Güncelleme Tarihi:
23. Dünya Enerji Kongresi açılış oturumu İstanbul Kongre Merkezi’nde başladı. Açılış oturumuna Cumhurbaşkanı Recep Tayyip Erdoğan, Başbakan Binali Yıldırım, Rusya Devlet Başkanı Vladimir Putin, Venezuela Cumhuriyeti Devlet Başkanı Nicolas Maduro Moros, KKTC Cumhurbaşkanı Mustafa Akıncı ile bir çok ülkenin devlet başkanları ile enerji bakanları katıldı.
Açılış oturumunda bir konuşma yapan Cumhurbaşkanı Recep Tayyip Erdoğan, "’Barış için paylaşalım’ mesajını tüm dünyaya iletmeyi hedefliyoruz. Amacımız bu kongrenin hem enerji konusunda geleceğe yönelik vizyon ve senaryolar hakkında görüş alışverişinde bulunulduğu bir bir zemin haline dönüşmesini, hem de enerjinin barışın ve adaletin aracı haline getirilmesini sağlamaktır" dedi.

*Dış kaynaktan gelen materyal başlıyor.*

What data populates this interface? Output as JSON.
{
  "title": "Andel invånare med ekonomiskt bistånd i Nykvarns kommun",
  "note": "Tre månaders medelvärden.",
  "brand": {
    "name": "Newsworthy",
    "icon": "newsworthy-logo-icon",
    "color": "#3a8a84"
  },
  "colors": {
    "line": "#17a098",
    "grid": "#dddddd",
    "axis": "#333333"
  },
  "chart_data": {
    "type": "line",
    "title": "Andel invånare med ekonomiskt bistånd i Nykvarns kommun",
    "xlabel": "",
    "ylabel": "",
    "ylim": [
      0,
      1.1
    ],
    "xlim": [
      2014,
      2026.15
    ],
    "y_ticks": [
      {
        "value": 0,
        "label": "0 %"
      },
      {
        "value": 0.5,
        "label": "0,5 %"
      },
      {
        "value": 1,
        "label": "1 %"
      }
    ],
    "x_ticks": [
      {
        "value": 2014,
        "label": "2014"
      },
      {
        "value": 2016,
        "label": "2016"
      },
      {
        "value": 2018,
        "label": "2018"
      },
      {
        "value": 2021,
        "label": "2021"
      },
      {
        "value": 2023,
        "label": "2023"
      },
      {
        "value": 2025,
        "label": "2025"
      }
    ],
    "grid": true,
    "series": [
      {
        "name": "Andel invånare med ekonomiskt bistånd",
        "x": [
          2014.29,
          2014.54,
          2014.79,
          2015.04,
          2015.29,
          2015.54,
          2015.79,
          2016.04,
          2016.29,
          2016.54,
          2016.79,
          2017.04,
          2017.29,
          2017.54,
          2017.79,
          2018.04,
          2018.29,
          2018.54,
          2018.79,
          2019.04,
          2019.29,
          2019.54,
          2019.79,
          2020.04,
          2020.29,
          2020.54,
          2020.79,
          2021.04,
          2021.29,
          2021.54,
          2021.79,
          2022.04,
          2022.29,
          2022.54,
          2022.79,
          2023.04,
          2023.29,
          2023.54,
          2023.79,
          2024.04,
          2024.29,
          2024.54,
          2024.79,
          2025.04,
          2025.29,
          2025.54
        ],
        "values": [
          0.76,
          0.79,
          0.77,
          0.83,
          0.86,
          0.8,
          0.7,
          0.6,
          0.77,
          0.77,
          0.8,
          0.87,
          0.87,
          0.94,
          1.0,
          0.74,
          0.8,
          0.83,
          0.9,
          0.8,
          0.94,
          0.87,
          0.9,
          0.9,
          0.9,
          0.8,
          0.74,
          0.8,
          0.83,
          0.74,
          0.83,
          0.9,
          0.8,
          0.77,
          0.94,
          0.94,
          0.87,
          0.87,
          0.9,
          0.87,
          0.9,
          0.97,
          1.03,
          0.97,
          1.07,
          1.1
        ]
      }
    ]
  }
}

Türkiye’nin önem verdiği alanlar arasında nükleer enerjinin de bulunduğunu bildiren Erdoğan, "2010 yılında Rusya Federasyonu ile Akkuyu Nükleer Güç Santrali Projesi’nin gerçekleştirilmesine yönelik bir hükümetlerarası anlaşmayı imzaladık. Japonya’yla da Karadeniz kıyısında tesisine karar verilen Sinop Nükleer Güç Santrali Projesi için bir anlaşma yaptık. Şimdi de üçüncü nükleer santral projesini hayata geçirmenin arayışı içindeyiz. Zira ileri teknoloji noktasında, bizim ciddi noktada bir enerji potansiyeline ihtiyacımız var. Hedefimiz, önümüzdeki yıllarda elektrik üretiminin yaklaşık yüzde 10’unun nükleer enerjiden karşılanmasıdır" dedi.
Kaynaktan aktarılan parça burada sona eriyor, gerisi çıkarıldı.